After skimming through an otherwise lackluster Sunday Review yesterday ("Where are the fluffy human-interest stories and think pieces I crave?"), I was delighted to encounter this piece about the Times' critics by the paper's public editor, Arthur Brisbane. This position, as I understand it, is an intermediary between the Times and its readers. Brisbane finds trends in readers' responses to an issue, locates the most interesting or representative comments, gives relevant Times employees a chance to respond to the readers, and then finally weighs in with his own opinion.
This week's article centered on readers' negative reactions to the paper's arts criticism -- all kinds of arts criticism: books, architecture, classical music, and of course theater. One line I especially appreciated was this: "Readers sometimes just disagree with a reviewer’s opinion," and then Brisbane moved on, as if that were all to say about this sort of objection (which I think it is). In my experience, basic differences of opinion about a show account for the majority of negative comments. It's great when readers voice them, but it's frustrating when they use them as calls to fire me.
On the other hand, the negative responses to which Brisbane devotes the bulk of of his article ought to give any scrupulous critic pause: unnecessary attacks on an artist's human dignity, perhaps by criticizing the artist's appearance when it has nothing to do with the art, or by speaking ill of the recently dead. It's difficult to think of a justifiable reason to perpetrate either of these egregious criticisms.
But this idea of violating an artist's dignity might extend even further. In a comment on one of my recent posts, Mark Jackson, a Bay Area writer, director, and actor, proposed that a critic should never write something that s/he couldn't say to the artist's face. In other words, in addition to the extreme examples above, he might also prohibit many criticisms that feel harsh or cavalier for other reasons. It's a nice, simple golden rule, but for me criticism is a little more complicated than that. I can imagine saying few things I write, positive or negative, to an artist's face. Criticism isn't dialogue; it sparks dialogue. I believe the essay has unique power to delve deep, and that to achieve that depth, either in a single phrase or as a whole piece, a critic must have solitude and reflection. I'm not saying an artist and a critic in conversation can't make spectacular discoveries about a show, but good criticism offers more than just a series of ideas, questions and opinions; it's also enjoyable as a prolonged exploration of one author's voice.
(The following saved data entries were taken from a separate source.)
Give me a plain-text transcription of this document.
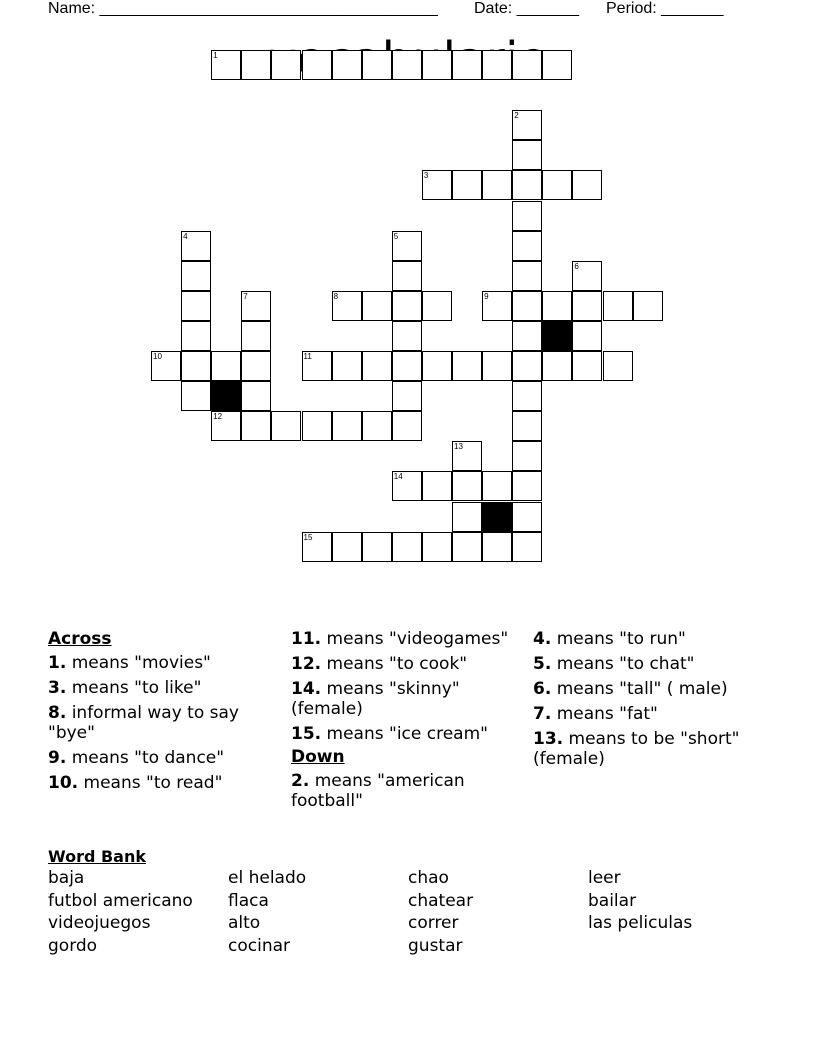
Name: ______________________________________ Date: _______ Period: _______
1
2
3
4	5
6
7	8	9
10	11
12
13
14
15
Across
1. means "movies"
3. means "to like"
8. informal way to say "bye"
9. means "to dance"
10. means "to read"
11. means "videogames"
12. means "to cook"
14. means "skinny" (female)
15. means "ice cream"
Down
2. means "american football"
4. means "to run"
5. means "to chat"
6. means "tall" ( male)
7. means "fat"
13. means to be "short" (female)
Word Bank
baja	el helado	chao	leer
futbol americano	flaca	chatear	bailar
videojuegos	alto	correr	las peliculas
gordo	cocinar	gustar
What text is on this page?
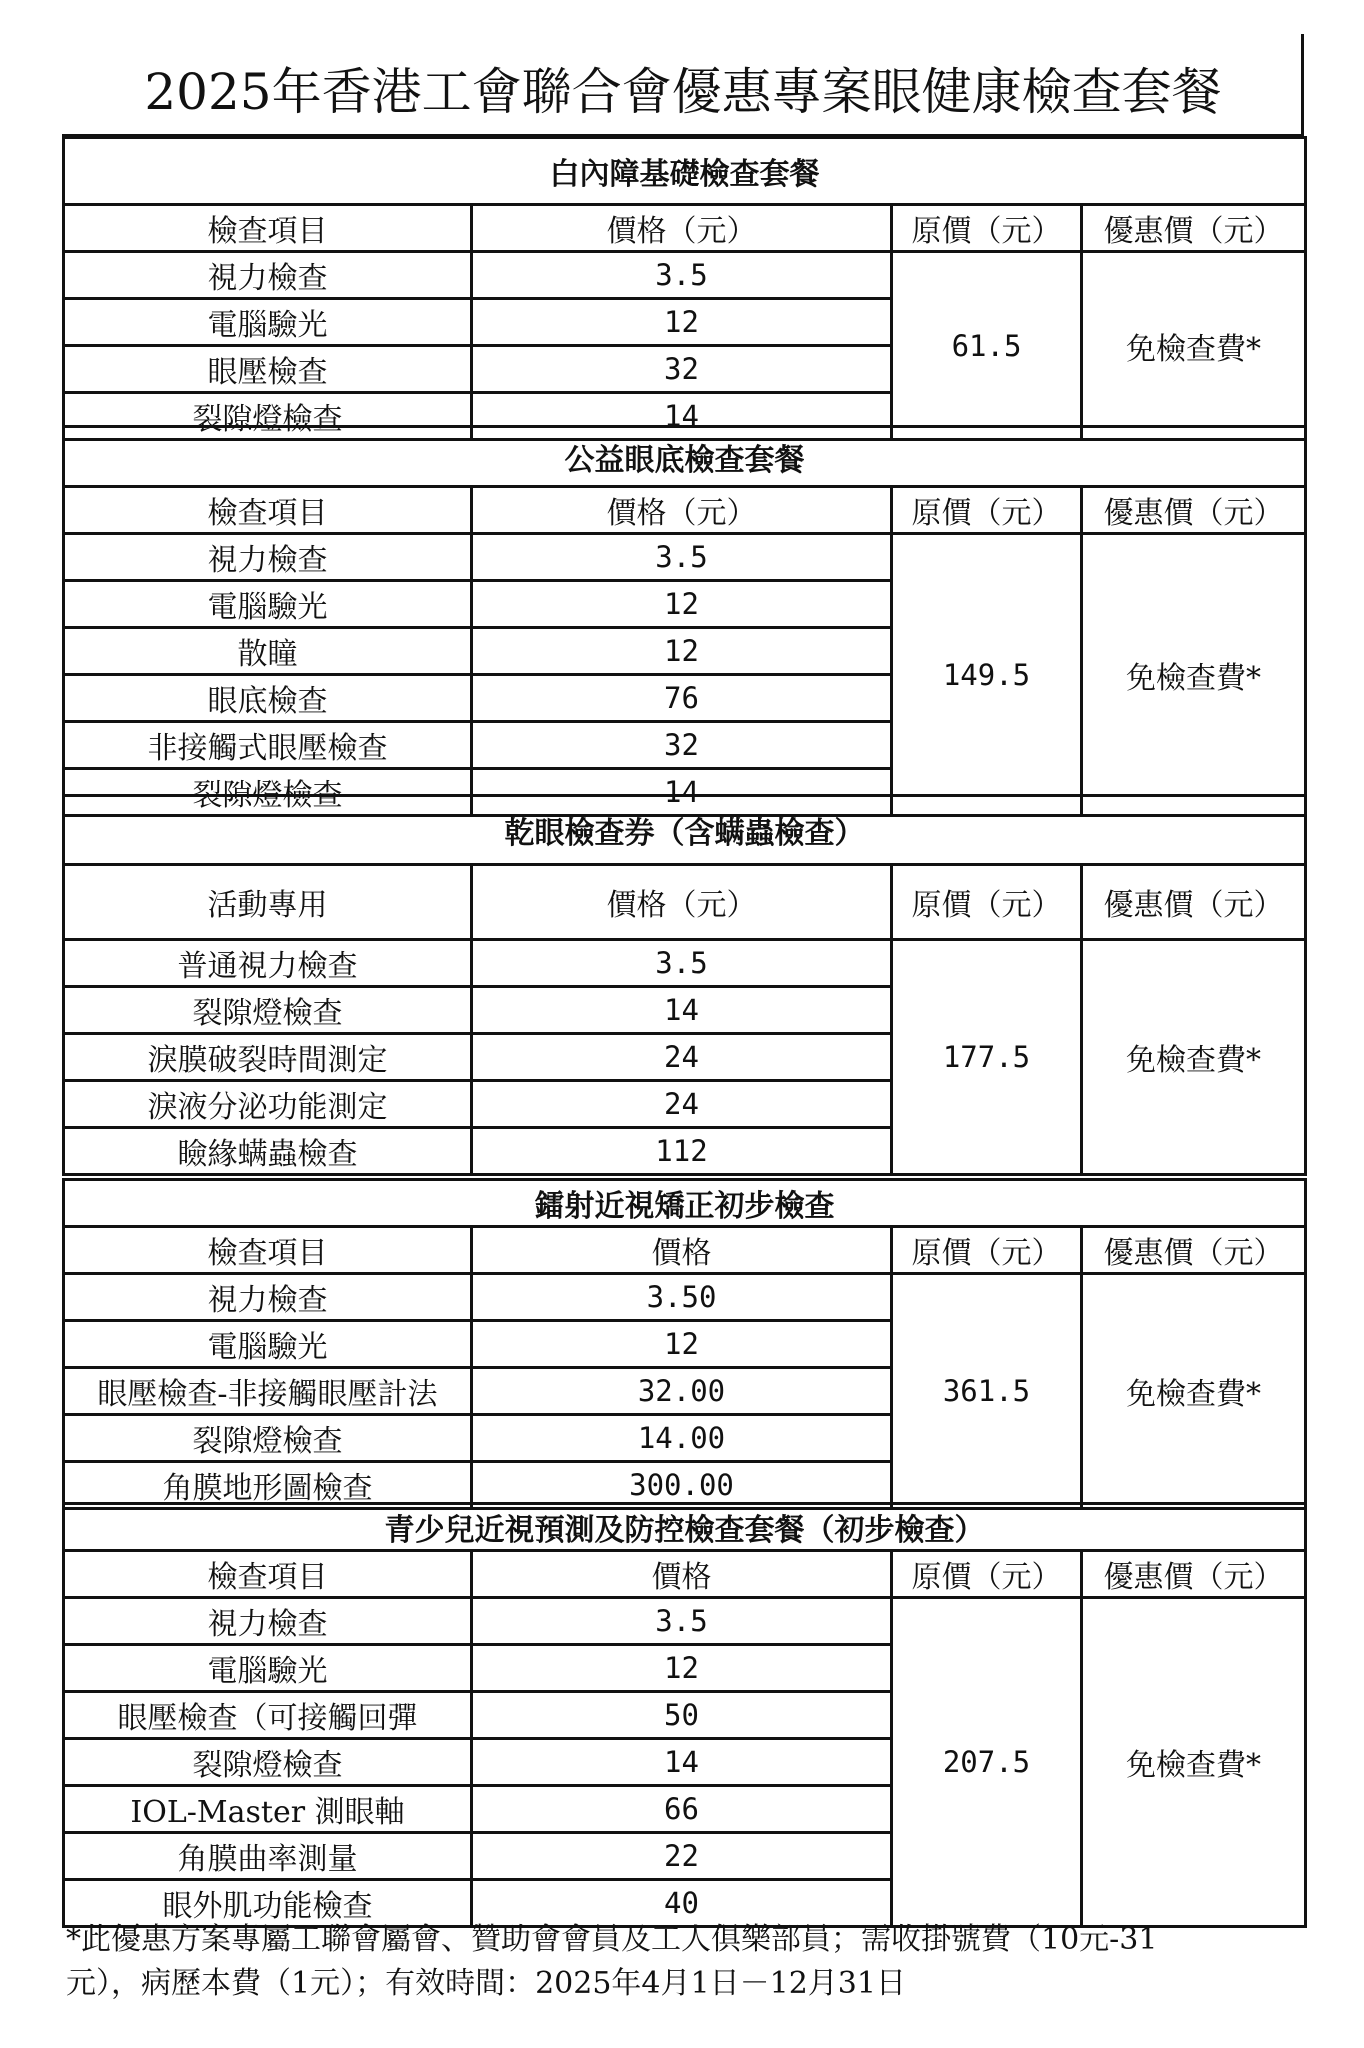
2025年香港工會聯合會優惠專案眼健康檢查套餐
白內障基礎檢查套餐			
檢查項目	價格（元）	原價（元）	優惠價（元）
視力檢查	3.5	61.5	免檢查費*
電腦驗光	12		
眼壓檢查	32		
裂隙燈檢查	14		
公益眼底檢查套餐			
檢查項目	價格（元）	原價（元）	優惠價（元）
視力檢查	3.5	149.5	免檢查費*
電腦驗光	12		
散瞳	12		
眼底檢查	76		
非接觸式眼壓檢查	32		
裂隙燈檢查	14		
乾眼檢查券（含螨蟲檢查）			
活動專用	價格（元）	原價（元）	優惠價（元）
普通視力檢查	3.5	177.5	免檢查費*
裂隙燈檢查	14		
淚膜破裂時間測定	24		
淚液分泌功能測定	24		
瞼緣螨蟲檢查	112		
鐳射近視矯正初步檢查			
檢查項目	價格	原價（元）	優惠價（元）
視力檢查	3.50	361.5	免檢查費*
電腦驗光	12		
眼壓檢查-非接觸眼壓計法	32.00		
裂隙燈檢查	14.00		
角膜地形圖檢查	300.00		
青少兒近視預測及防控檢查套餐（初步檢查）			
檢查項目	價格	原價（元）	優惠價（元）
視力檢查	3.5	207.5	免檢查費*
電腦驗光	12		
眼壓檢查（可接觸回彈	50		
裂隙燈檢查	14		
IOL-Master 測眼軸	66		
角膜曲率測量	22		
眼外肌功能檢查	40		
*此優惠方案專屬工聯會屬會、贊助會會員及工人俱樂部員；需收掛號費（10元-31
元），病歷本費（1元）；有效時間：2025年4月1日－12月31日
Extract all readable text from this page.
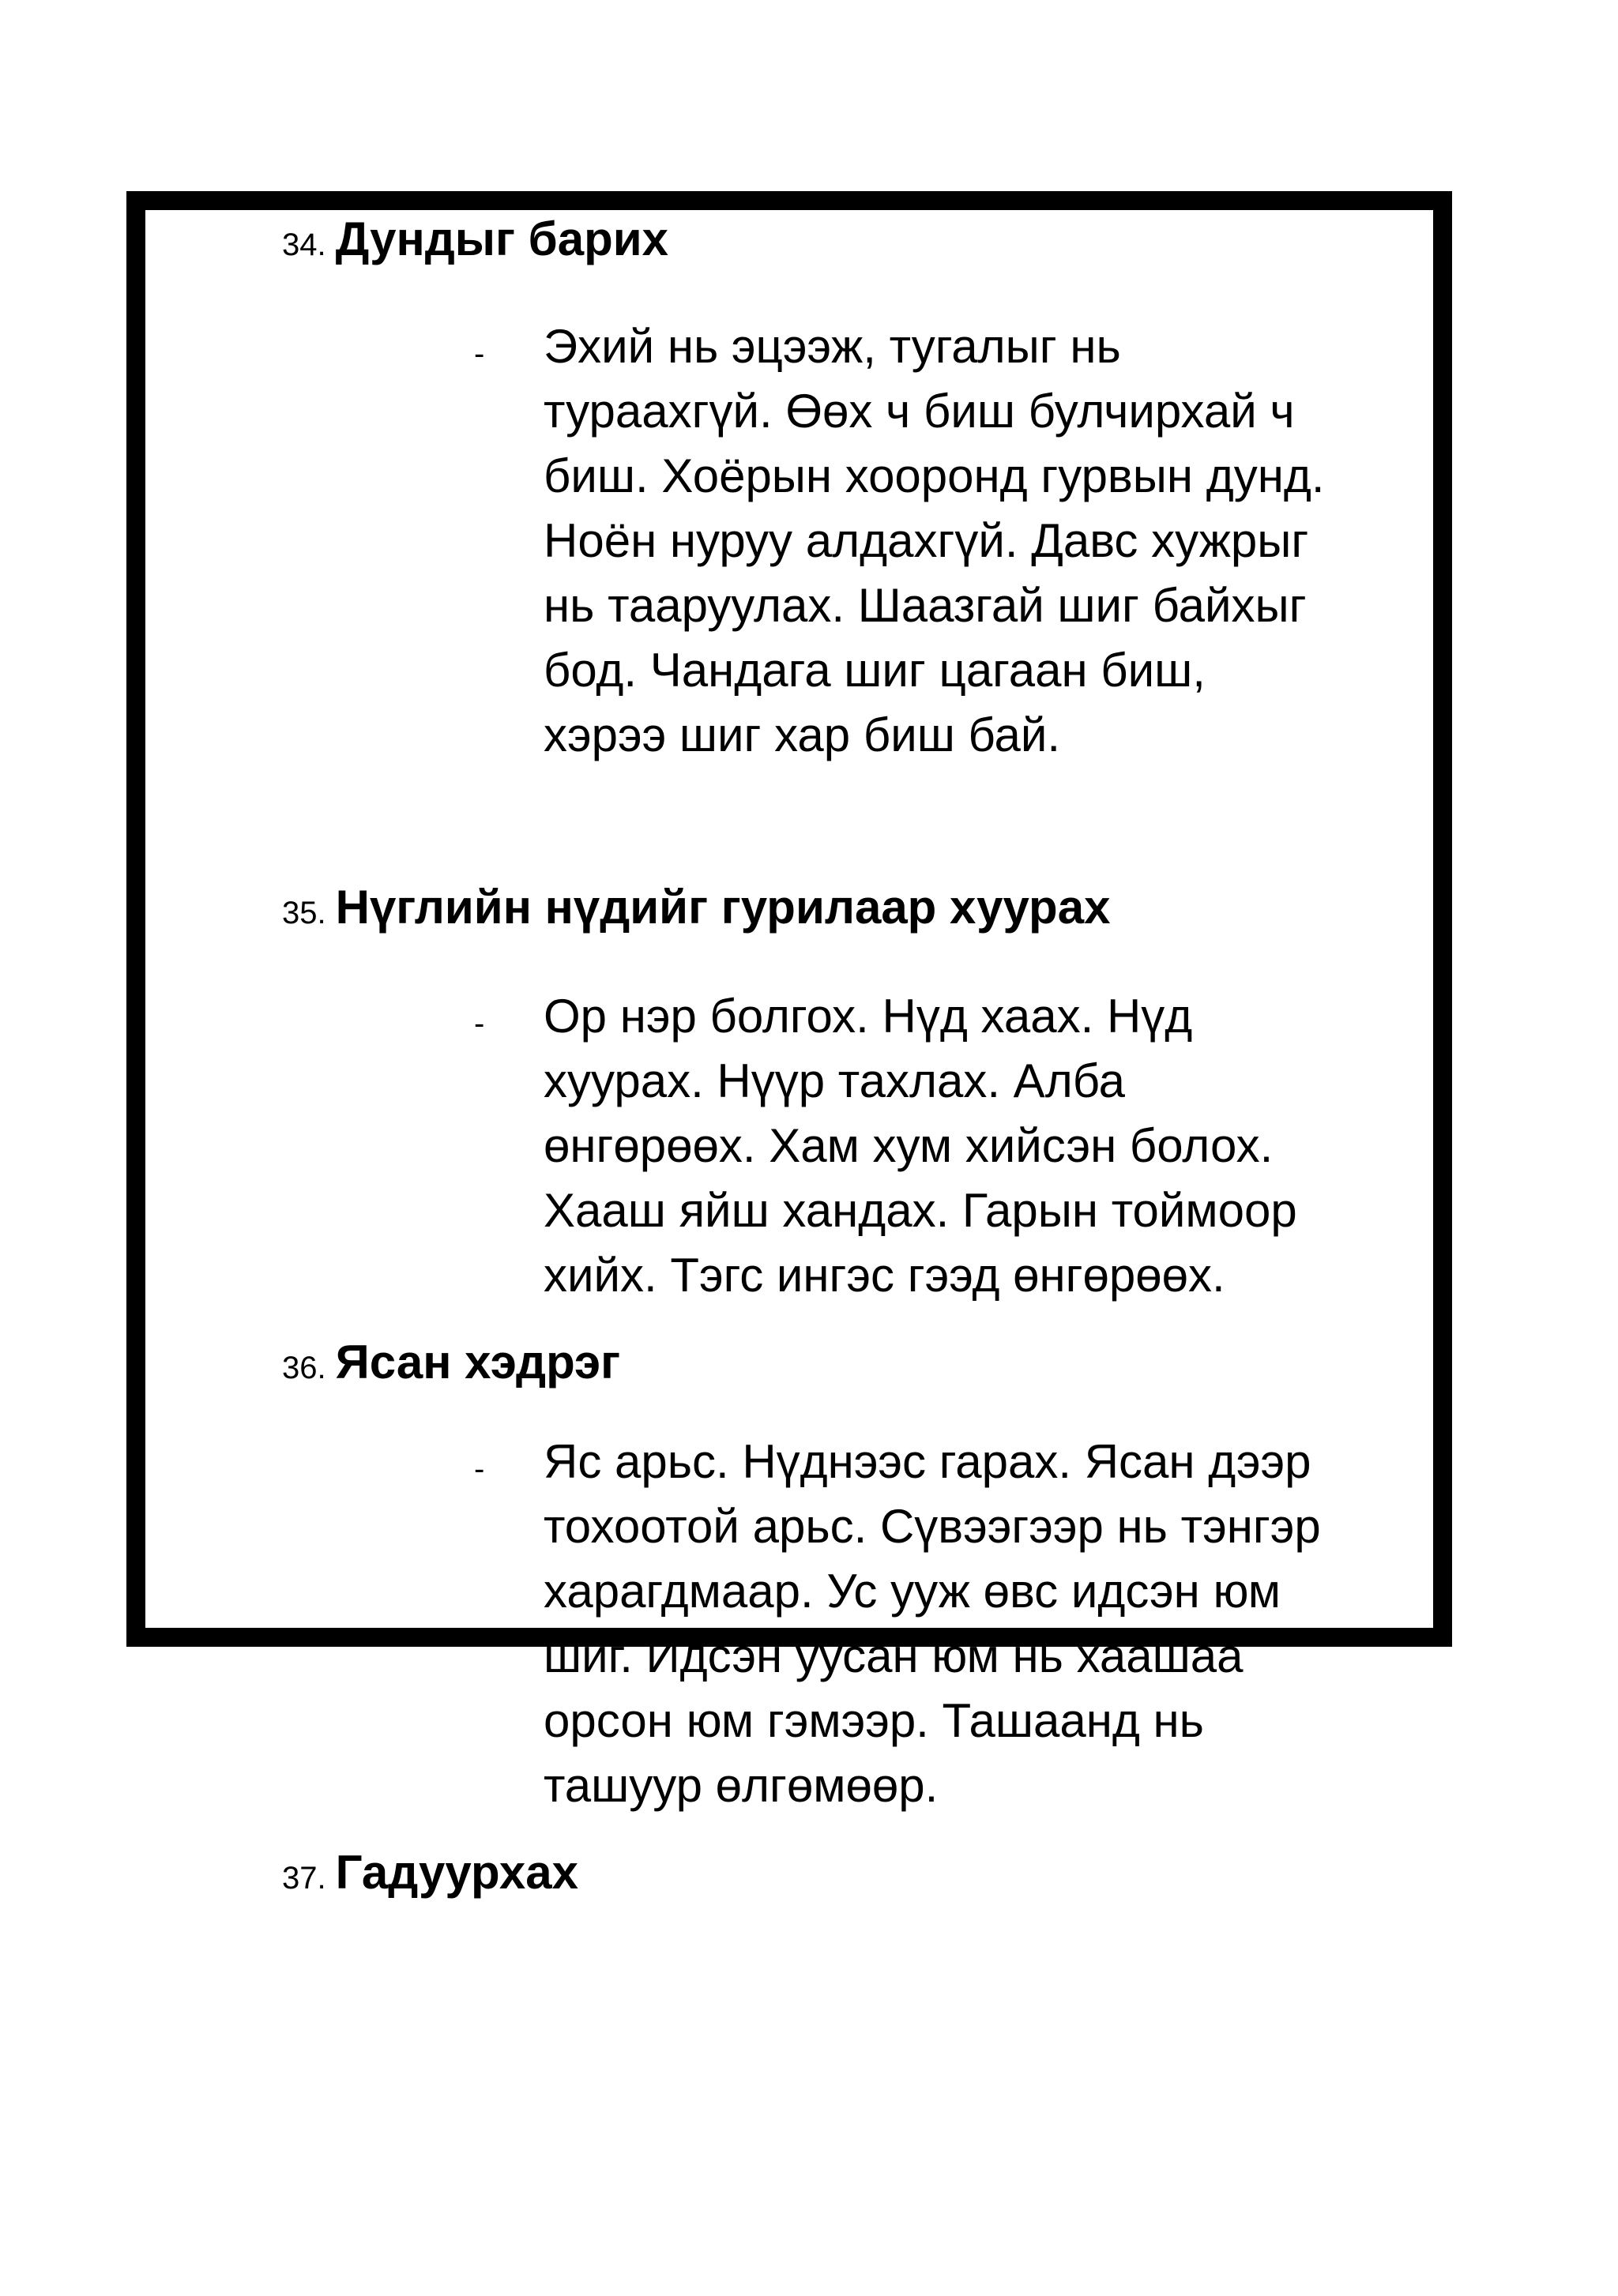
34. Дундыг барих
- Эхий нь эцээж, тугалыг нь
тураахгүй. Өөх ч биш булчирхай ч
биш. Хоёрын хооронд гурвын дунд.
Ноён нуруу алдахгүй. Давс хужрыг
нь тааруулах. Шаазгай шиг байхыг
бод. Чандага шиг цагаан биш,
хэрээ шиг хар биш бай.
35. Нүглийн нүдийг гурилаар хуурах
- Ор нэр болгох. Нүд хаах. Нүд
хуурах. Нүүр тахлах. Алба
өнгөрөөх. Хам хум хийсэн болох.
Хааш яйш хандах. Гарын тоймоор
хийх. Тэгс ингэс гээд өнгөрөөх.
36. Ясан хэдрэг
- Яс арьс. Нүднээс гарах. Ясан дээр
тохоотой арьс. Сүвээгээр нь тэнгэр
харагдмаар. Ус ууж өвс идсэн юм
шиг. Идсэн уусан юм нь хаашаа
орсон юм гэмээр. Ташаанд нь
ташуур өлгөмөөр.
37. Гадуурхах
My response to Jackson is really a quibble: "I can't speak my criticism to artists' faces because who reads reviews out loud to their subjects! Nyuck nyuck nyuck!" If I were friends with a review subject, I'm sure I could force myself to recite my article -- pretentious diction, awkward syntax and all -- to his or her face. But "Could I look you in the eye and say this?" simply isn't as important or difficult a question for me as "Am I being honest?" is. What might surprise artists is that asking myself the latter often makes me temper my criticism. For me, extreme feelings, positive or negative, often arise from the urge to make a point in a pretty or provocative way rather than to reflect my genuine opinion.
Brisbane's article is thus a welcome reminder to keep asking myself that question. If I do, hopefully I'll be working toward what Jackson describes as criticism that's "forceful, effective, and vigorous" without resorting to humiliation or attack, if not quite in the way he proposes. In the meantime, until I have the Times's budget, I'll have to keep being my own public editor.